The simple coverage example I gave above shows the delta method does not lead to a true 95% coverage probability in a simple 2x2 case. The delta method fails to get coverage correct, so what is presented as a 95% confidence interval is simply not and therefore cannot be accepted as a true 95% confidence interval when used as an estimator with a finite sample.

An asymptotic proof is required for any decent estimator but understanding the behaviour of finite sample coverage can be just as important.

Oh, and there is one more thing - a narrower confidence interval is better. It is easy to see that the delta method yields a narrower confidence interval when comparing it to the other method.

This statement is internally inconsistent and further proof of the problem. If I have 2 coverage intervals claiming to be 95% coverage intervals and one is narrower than the other–one of them is wrong. They both can’t be right, so one is obviously not a 95% coverage interval. The results of the simulation I posted are sufficient to reject the validity of the delta method for providing a true 95% CI.

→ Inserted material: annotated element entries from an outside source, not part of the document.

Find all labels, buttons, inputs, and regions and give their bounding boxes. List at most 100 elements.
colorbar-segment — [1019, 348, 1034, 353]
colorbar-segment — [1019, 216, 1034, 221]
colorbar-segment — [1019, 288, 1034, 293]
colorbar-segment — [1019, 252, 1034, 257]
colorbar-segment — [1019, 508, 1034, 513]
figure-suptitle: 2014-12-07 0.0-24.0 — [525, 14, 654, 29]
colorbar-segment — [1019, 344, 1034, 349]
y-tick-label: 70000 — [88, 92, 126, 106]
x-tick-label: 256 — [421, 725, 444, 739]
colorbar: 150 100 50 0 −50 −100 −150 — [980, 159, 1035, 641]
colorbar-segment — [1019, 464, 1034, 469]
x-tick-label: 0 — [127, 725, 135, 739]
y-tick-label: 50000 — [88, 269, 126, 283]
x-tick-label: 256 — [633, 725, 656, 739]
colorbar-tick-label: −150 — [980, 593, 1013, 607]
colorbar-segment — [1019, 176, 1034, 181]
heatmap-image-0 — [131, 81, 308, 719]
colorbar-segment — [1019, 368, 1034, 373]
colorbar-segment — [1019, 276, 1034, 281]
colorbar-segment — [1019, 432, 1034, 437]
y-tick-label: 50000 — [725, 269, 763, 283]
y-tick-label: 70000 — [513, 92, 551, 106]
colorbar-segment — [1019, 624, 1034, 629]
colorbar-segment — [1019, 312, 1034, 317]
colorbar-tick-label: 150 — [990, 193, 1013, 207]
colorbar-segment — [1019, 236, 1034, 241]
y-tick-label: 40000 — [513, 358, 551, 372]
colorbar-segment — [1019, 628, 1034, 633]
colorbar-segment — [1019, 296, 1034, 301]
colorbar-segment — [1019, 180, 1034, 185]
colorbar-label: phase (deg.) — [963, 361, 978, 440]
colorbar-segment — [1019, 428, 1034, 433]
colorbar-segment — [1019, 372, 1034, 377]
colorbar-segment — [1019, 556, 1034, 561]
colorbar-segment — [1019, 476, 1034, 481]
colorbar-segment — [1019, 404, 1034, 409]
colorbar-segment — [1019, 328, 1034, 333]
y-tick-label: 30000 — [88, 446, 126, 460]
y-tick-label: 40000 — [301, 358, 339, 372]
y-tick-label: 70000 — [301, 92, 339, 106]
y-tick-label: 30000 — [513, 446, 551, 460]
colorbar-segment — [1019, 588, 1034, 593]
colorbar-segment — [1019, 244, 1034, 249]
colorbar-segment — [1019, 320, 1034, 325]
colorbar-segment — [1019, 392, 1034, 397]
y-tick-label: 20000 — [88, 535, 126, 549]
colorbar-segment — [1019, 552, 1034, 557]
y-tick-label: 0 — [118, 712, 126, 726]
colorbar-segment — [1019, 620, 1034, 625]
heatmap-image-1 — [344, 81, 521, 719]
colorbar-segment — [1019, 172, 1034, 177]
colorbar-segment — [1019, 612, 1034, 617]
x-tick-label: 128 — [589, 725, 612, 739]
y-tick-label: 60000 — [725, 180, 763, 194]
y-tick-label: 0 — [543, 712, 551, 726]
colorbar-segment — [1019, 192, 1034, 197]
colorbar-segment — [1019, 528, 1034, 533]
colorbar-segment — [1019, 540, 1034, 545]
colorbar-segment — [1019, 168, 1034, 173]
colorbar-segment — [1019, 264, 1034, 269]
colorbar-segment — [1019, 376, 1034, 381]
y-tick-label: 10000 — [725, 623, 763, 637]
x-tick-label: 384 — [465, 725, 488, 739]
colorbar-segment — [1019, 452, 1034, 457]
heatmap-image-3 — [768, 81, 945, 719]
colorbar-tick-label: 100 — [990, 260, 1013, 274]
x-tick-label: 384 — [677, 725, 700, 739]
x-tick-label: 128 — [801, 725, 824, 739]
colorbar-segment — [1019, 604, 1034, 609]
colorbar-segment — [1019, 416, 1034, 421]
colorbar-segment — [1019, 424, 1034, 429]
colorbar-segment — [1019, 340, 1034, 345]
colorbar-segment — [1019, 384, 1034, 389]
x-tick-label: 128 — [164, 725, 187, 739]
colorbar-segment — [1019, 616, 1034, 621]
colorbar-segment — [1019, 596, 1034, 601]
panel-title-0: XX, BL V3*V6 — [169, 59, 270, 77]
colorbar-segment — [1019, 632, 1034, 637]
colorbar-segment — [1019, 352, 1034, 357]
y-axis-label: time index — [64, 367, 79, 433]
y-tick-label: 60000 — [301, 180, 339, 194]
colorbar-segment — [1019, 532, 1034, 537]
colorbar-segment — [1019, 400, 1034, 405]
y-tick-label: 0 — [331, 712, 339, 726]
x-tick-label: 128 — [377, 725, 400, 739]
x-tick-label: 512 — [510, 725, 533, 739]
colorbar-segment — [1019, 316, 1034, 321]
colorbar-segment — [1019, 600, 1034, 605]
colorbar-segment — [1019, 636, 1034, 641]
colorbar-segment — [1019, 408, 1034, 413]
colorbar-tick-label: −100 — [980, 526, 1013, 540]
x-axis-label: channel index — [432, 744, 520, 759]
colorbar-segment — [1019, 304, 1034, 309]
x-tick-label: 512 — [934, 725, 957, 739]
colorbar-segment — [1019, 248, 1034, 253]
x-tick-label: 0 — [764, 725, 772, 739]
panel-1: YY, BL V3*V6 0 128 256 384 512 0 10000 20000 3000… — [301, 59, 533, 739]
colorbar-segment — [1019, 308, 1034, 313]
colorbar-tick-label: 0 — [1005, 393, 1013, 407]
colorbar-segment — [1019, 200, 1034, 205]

So one method leads you to non signifcant reult (and no publication :frowning: ) while the other one is statistically significant. So what would you do?

Picking the one that gives a better p-value for publication is going off the deep end into data dredging. The proper way is to use a method that has good coverage behaviour, and to pick that method a-priori and stick with it. Given the validation above of Stata’s approach as a reviewer I would accept “We used Stata for logistic regression and have the following result …”.